Do American workers have confidence that they will receive future benefits from Social Security? Results from the Employee Benefit Research Institute’s 2011 Retirement Confidence Survey (RCS) show most American workers are skeptical about the program. Here are some statistics from the report:
- Seventy percent of workers are not too or not at all confident that Social Security will continue to provide benefits of at least equal value to the benefits retirees receive today.
- Three-quarters of workers express concern that the age at which they become eligible for Social Security retirement benefits will increase before they retire.
- Today’s workers are less likely to expect Social Security income in retirement (77 percent total major and minor source of income, down from 88 percent in 1991) than today’s retirees are to report having Social Security income (91 percent total).
- Workers are half as likely to expect Social Security to provide a major share of their income in retirement (33 percent) as retirees are to say Social Security makes up a major share of their income (68 percent). However, EBRI research found in 2009 that 60 percent of those age 65 or older received at least 75 percent of their income from Social Security.
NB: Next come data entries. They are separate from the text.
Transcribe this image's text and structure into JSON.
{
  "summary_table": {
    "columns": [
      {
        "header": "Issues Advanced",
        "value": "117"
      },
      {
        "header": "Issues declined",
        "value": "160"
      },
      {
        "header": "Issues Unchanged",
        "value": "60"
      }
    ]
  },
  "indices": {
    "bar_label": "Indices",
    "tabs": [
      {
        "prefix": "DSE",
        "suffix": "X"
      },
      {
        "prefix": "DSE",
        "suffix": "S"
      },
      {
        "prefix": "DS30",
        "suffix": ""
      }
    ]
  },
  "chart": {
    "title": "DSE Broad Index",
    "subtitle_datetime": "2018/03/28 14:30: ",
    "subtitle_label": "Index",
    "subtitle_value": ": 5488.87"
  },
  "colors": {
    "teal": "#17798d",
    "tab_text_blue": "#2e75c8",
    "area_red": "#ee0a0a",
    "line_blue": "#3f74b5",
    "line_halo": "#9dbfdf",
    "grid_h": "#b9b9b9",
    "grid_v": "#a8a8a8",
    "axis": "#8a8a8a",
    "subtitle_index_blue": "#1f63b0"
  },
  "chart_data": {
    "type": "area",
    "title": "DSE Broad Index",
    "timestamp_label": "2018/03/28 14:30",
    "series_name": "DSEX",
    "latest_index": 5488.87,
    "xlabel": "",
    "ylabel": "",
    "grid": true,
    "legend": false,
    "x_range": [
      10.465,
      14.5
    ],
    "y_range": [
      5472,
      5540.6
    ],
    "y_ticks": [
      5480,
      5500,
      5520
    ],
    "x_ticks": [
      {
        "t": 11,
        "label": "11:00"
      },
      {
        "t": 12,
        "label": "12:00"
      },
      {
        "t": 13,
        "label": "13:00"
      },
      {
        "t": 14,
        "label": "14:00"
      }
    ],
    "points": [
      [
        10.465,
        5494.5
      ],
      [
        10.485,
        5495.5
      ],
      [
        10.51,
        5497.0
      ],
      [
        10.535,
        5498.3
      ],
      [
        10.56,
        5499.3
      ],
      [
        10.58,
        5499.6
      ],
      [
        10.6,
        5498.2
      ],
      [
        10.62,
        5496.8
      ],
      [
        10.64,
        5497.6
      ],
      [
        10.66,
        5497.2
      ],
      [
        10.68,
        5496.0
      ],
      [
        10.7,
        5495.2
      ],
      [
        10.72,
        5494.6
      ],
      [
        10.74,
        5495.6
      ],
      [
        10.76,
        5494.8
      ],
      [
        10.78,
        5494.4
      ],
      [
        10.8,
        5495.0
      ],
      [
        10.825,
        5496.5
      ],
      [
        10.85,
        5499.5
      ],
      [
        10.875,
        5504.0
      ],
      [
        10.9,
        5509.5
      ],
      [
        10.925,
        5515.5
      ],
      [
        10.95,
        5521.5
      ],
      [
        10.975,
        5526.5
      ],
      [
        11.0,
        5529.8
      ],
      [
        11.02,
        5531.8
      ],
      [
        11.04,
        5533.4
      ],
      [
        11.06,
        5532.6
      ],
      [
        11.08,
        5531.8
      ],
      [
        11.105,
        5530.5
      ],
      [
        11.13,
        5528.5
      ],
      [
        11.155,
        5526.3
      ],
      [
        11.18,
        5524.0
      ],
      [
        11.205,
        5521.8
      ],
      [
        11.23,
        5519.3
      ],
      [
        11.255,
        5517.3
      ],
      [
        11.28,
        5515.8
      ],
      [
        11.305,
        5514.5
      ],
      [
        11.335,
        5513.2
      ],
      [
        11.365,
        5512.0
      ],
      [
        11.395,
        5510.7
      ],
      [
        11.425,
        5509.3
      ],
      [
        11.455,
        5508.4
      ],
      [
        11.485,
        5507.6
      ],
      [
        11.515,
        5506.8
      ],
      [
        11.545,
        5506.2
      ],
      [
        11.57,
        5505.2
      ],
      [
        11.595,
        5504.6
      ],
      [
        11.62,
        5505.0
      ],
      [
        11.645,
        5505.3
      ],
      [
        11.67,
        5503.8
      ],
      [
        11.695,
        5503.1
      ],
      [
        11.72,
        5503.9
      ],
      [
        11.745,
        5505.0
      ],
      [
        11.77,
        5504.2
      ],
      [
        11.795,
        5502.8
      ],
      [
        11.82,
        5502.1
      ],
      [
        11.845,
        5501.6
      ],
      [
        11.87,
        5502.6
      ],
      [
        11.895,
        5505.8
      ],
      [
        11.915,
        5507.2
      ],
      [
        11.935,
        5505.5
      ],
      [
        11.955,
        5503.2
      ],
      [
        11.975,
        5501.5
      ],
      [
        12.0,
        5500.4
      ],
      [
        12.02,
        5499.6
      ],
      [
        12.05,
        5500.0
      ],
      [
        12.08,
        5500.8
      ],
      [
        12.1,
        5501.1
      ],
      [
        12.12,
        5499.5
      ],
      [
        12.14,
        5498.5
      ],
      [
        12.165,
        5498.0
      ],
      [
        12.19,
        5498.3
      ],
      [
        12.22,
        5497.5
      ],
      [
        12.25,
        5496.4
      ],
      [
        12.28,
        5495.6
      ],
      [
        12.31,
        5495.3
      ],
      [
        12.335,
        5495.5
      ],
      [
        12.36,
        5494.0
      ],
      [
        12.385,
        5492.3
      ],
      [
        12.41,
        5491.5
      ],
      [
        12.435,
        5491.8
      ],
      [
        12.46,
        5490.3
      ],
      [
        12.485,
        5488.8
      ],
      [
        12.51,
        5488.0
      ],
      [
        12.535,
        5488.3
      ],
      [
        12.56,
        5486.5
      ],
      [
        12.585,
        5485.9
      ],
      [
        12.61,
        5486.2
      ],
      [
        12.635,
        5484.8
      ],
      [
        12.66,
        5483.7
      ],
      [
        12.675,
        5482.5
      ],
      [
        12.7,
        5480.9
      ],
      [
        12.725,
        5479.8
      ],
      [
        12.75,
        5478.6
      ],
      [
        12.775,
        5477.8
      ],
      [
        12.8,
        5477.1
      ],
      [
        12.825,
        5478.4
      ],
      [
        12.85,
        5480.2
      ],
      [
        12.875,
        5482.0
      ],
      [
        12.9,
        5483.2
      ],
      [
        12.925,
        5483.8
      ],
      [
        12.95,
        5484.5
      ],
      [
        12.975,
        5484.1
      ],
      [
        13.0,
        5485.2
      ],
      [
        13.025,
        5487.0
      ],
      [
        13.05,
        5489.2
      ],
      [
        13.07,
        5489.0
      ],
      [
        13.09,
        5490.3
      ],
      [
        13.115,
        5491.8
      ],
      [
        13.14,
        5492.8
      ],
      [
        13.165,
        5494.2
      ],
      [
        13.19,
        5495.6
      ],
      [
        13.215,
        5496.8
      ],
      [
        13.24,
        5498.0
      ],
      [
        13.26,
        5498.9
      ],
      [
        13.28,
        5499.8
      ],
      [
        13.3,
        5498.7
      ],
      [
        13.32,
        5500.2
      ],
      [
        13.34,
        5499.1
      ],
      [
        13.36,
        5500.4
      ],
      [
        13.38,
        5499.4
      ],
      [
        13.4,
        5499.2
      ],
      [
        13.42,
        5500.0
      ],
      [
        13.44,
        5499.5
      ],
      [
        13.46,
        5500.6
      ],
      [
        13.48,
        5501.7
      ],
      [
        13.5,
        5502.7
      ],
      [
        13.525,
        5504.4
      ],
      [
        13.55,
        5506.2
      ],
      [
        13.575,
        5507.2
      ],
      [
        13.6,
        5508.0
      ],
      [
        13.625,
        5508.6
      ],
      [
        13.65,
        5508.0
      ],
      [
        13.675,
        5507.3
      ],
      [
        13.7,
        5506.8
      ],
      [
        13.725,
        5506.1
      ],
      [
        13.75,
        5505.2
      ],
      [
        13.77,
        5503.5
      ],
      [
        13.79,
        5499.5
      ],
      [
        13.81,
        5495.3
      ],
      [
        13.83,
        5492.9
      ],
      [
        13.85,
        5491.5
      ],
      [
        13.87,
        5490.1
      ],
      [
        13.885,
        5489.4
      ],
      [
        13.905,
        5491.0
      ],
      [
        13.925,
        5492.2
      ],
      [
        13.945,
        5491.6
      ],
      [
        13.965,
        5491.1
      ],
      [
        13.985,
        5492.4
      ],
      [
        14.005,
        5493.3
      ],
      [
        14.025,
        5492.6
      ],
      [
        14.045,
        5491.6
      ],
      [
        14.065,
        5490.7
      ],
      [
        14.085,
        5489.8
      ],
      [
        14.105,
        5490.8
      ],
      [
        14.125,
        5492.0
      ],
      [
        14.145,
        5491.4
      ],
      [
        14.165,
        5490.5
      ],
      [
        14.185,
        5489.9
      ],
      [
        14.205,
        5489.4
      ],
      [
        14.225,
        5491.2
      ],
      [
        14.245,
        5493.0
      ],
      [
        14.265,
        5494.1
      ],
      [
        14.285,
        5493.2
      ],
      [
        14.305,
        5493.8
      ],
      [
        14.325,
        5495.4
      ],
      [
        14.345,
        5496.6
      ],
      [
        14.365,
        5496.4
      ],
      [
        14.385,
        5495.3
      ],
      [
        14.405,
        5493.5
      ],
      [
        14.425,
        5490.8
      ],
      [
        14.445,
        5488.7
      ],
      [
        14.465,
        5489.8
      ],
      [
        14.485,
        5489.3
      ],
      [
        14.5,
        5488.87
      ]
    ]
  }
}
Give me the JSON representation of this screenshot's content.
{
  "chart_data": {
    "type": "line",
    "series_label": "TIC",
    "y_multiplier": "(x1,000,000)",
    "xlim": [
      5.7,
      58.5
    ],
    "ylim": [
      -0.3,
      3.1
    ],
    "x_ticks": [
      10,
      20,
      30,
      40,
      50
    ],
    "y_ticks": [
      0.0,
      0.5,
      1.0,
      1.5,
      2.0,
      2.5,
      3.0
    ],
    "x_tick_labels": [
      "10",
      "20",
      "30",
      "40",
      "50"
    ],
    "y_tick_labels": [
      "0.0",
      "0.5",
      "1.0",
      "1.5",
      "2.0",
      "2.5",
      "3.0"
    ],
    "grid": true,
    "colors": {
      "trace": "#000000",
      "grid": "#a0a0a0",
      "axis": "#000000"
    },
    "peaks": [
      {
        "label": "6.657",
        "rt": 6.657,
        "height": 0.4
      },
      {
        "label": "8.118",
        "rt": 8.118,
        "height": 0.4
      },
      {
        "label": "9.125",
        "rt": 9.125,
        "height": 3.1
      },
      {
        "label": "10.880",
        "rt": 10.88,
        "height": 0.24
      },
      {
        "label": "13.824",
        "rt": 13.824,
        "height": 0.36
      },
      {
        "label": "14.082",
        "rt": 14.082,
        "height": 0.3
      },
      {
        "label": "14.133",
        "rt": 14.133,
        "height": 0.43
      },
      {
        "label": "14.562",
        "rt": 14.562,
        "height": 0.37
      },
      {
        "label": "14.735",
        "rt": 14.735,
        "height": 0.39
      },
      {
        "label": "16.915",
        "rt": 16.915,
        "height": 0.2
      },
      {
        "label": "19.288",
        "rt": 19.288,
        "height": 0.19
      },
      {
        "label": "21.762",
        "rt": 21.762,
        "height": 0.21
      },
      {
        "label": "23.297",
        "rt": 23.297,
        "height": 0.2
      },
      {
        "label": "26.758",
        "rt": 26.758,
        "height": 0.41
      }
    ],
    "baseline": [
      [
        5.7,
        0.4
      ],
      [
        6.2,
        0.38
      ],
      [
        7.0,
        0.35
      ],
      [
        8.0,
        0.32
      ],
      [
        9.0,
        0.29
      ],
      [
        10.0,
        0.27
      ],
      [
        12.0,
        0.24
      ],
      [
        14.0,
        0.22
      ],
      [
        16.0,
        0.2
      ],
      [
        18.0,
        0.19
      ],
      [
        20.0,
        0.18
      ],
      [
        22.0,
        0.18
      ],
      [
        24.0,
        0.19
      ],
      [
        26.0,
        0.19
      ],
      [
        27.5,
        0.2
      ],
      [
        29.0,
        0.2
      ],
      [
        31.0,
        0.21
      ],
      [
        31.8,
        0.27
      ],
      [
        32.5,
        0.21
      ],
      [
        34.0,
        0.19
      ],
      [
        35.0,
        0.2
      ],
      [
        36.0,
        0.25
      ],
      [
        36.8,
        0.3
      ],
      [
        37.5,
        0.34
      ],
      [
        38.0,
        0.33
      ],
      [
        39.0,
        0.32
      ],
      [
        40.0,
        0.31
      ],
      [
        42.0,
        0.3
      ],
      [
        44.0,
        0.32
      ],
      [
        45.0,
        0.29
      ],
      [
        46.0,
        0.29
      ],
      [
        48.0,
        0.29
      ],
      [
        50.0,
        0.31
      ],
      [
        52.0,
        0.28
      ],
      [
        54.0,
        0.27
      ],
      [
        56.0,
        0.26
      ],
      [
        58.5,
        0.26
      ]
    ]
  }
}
- Workers who are closer to retirement are more likely to expect Social Security to be a source of income in retirement than are younger workers (92 percent of workers age 55 and older vs. 63 percent ages 25–34).
The message here is clear: The unsure long-term status of Social Security coupled with the significant decline of defined benefit plans mean that working Americans must shoulder an increased responsibility to fund a financially secure retirement.